Die einzelnen Schwermetalle haben verschiedene gesundheitliche Folgen: Sie können unter anderem den Stoffwechsel belasten, Entzündungen begünstigen oder die Zellen schädigen.

 

Schwermetalle ausleiten – was bedeutet das?

Die Idee der Schwermetallausleitung ist es, den Körper von Schwermetallen zu befreien. Dafür greifen Alternativmediziner auf Nahrungsergänzungsmittel oder auf bestimmte Lebensmittel zurück. Unter den Nahrungsergänzungsmitteln gibt es eine ganze Reihe von Naturmedizin-Produkten, die beim Ausleiten der schädlichen Metalle helfen sollen. Die Gifte sollen gebunden und ausgeleitet, die für den Abbau notwendigen Organe (Leber, Nieren) bestmöglich unterstützt werden.

 

Ausleiten mit Nahrungsergänzungsmitteln

Die Chlorella-Alge soll dabei helfen, Schwermetalle wie auch andere Schadstoffe aufzunehmen, sie zu binden und wieder auszuleiten. Eine ähnliche Detox-Wirkung hat demnach auch Natrium-Bentonit. Bentonit soll die Schadstoffe nicht nur binden und abführen, sondern bereits bei der Nahrungsaufnahme “auffangen”, damit sie gar nicht erst in den Blutkreislauf gelangen. 

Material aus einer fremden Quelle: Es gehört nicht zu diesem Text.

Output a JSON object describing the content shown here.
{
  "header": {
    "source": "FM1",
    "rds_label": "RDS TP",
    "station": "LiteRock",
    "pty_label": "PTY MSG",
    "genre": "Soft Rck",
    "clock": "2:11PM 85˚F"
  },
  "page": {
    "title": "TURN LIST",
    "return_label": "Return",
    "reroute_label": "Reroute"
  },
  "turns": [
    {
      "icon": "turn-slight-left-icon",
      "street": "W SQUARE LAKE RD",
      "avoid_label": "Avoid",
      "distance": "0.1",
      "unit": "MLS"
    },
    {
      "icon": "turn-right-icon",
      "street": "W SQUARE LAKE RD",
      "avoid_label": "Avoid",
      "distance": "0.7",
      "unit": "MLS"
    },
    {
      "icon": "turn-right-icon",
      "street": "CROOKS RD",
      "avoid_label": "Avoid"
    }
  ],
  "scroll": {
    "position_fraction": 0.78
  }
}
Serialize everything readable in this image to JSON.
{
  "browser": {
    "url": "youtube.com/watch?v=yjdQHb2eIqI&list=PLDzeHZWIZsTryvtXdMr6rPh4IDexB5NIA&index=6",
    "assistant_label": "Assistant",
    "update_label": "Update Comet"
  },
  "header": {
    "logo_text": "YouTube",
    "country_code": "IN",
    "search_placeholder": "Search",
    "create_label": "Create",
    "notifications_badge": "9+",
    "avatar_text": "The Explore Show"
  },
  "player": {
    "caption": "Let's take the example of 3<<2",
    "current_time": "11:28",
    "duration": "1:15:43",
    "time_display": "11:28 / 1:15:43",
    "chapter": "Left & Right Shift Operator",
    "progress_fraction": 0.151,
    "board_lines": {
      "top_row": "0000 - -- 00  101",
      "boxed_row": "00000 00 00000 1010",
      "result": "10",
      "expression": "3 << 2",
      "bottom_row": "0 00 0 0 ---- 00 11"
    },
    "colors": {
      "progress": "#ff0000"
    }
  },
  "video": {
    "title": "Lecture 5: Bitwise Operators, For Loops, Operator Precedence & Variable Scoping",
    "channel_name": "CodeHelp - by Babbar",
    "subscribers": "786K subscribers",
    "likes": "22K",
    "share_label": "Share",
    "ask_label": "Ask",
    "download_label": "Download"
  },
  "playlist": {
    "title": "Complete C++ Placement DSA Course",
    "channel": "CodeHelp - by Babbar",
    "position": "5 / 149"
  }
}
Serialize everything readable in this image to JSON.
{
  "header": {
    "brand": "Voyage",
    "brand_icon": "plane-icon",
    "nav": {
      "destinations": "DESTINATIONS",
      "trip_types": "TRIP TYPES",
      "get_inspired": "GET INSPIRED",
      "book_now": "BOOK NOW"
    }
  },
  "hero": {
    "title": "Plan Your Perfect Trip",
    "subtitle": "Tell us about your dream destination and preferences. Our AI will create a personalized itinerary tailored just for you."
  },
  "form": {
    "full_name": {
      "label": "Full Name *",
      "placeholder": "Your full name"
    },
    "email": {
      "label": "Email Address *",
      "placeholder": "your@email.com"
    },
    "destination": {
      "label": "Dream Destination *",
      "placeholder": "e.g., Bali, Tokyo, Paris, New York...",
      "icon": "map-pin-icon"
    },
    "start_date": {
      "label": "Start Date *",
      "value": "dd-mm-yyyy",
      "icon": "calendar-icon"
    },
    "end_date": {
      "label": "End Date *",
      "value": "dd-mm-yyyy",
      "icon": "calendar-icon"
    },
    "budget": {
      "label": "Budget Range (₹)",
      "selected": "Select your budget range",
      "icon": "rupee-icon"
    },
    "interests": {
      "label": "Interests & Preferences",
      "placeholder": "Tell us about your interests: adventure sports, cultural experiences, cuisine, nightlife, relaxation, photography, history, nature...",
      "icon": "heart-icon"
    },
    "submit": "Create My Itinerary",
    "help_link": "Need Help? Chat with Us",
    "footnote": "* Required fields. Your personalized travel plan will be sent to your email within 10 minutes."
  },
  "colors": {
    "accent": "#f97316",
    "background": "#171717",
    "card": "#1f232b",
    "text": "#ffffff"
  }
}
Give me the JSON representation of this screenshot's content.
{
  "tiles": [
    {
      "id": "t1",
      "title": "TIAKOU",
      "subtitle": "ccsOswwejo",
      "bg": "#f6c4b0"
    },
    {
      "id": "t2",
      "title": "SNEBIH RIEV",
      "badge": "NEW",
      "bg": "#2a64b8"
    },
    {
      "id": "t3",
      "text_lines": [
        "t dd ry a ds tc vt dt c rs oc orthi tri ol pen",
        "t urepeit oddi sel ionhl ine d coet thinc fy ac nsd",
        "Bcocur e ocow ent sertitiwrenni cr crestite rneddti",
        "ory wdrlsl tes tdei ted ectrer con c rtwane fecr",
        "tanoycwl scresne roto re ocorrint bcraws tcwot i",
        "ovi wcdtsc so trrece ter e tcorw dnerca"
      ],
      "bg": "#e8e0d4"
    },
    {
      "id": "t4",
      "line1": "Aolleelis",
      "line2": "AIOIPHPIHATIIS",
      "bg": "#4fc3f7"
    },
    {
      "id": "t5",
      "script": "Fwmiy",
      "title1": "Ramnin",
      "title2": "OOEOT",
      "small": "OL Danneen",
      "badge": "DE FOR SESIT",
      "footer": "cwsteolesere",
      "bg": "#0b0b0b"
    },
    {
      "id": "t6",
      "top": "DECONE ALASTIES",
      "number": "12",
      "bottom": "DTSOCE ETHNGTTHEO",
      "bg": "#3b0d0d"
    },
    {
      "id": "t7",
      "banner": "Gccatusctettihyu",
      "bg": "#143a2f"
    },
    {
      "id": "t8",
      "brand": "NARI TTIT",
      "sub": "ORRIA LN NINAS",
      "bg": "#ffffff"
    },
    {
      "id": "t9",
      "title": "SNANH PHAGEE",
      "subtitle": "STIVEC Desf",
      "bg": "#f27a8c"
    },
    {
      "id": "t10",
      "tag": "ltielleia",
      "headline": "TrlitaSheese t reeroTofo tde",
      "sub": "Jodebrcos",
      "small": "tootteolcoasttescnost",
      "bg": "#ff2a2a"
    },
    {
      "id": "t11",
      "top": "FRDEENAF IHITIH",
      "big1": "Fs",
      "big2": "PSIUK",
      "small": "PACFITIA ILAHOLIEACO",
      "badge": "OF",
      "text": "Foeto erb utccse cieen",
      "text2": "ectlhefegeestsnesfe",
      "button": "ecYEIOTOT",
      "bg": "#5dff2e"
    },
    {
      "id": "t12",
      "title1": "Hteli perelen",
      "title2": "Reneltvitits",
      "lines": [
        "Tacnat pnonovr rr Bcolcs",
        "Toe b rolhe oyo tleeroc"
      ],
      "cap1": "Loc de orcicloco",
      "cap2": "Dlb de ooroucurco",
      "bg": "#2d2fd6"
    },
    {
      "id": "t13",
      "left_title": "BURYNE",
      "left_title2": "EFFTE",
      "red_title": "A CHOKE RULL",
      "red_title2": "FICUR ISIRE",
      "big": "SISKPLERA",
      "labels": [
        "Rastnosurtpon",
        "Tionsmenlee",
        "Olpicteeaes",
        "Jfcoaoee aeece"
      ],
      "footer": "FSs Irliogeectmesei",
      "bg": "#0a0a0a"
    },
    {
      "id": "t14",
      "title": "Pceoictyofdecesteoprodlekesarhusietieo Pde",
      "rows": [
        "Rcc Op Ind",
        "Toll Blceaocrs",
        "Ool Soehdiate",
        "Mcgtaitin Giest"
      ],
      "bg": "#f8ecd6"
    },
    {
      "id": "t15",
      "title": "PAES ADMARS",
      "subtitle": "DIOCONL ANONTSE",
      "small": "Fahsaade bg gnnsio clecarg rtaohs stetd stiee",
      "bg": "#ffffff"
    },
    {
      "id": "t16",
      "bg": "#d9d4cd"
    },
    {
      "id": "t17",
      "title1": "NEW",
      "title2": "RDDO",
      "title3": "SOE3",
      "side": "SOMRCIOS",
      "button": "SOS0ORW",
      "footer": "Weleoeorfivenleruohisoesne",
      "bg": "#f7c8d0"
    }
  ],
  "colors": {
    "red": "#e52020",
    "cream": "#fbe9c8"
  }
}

Darüber hinaus können Sie zu Nahrungsergänzungsmitteln mit Alfalfa greifen, einer Grasart, die auch unter dem Namen Luzerne bekannt ist. Dem Saft des Grases werden unter anderem eine beträchtliche Menge an Mineralstoffen, Spurenelementen, Vitaminen und ein hoher Chlorophyllgehalt sowie große gesundheitliche Effekte zugeschrieben. Auch Glutathion, ein Protein bestehend aus Glycin, Glutamin und Cystein, soll als Nahrungsergänzung die Giftstoffe aus dem Körper leiten.

Frau mixt Gemüse
Gesunde Ernährung Detox-Speiseplan: Diese Lebensmittel sollten Sie meiden

 

Schwermetalle ausleiten mit Lebensmitteln

Es gibt aber auch zahlreiche gängige Lebensmittel, die einen wichtigen Beitrag zur Entgiftung beitragen sollen: So gelten Ingwer, Bärlauch, Artischocken, Brennnessel und Fenchel als geeignet zur Schwermetallausleitung.

 

Schwermetalle im Körper?

Bei diesen Tipps aus der Alternativmedizin handelt es sich jedoch lediglich um prophylaktische Maßnahmen. Wer vermutet, an einer Schwermetallvergiftung zu leiden, sollte sich unbedingt in ärztliche Behandlung begeben. Per Bluttest kann festgestellt werden, wie hoch der Schwermetallgehalt im Blut tatsächlich ist.

Sollte eine Schwermetallvergiftung vorliegen, wird zur Therapie unter anderem die Chelat-Methode angewandt, bei der intravenös sogenannte Chelate – auch Komplexbildner – verabreicht werden. Diese Chelate binden die Schwermetalle und führen sie ab. Als typische Symptome einer Schwermetallvergiftung gelten Schlaf- und Konzentrationsstörungen, Müdigkeit und Schwächegefühl sowie Angststörungen, Schweißausbrüche und Benommenheit.

 

Schwermetallausleitung – wissenschaftlich erwiesen?

Wie viele Methoden der Alternativmedizin ist das Ausleiten von Schwermetallen mit Nahrungsergänzungsmitteln umstritten. Dass Schwermetalle zu einer Vergiftung führen können, ist zwar erwiesen. In welcher Konzentration sie im Alltag aber tatsächlich aufgenommen werden und wie die im Handel erhältlichen Nahrungsergänzungsmittel den Schwermetallen im Körper tatsächlich entgegenwirken können, gilt hingegen als strittig. Generell sollten Sie den Verdacht auf eine Schwermetallvergiftung und mögliche Behandlungsoptionen immer zuerst mit einem Arzt absprechen.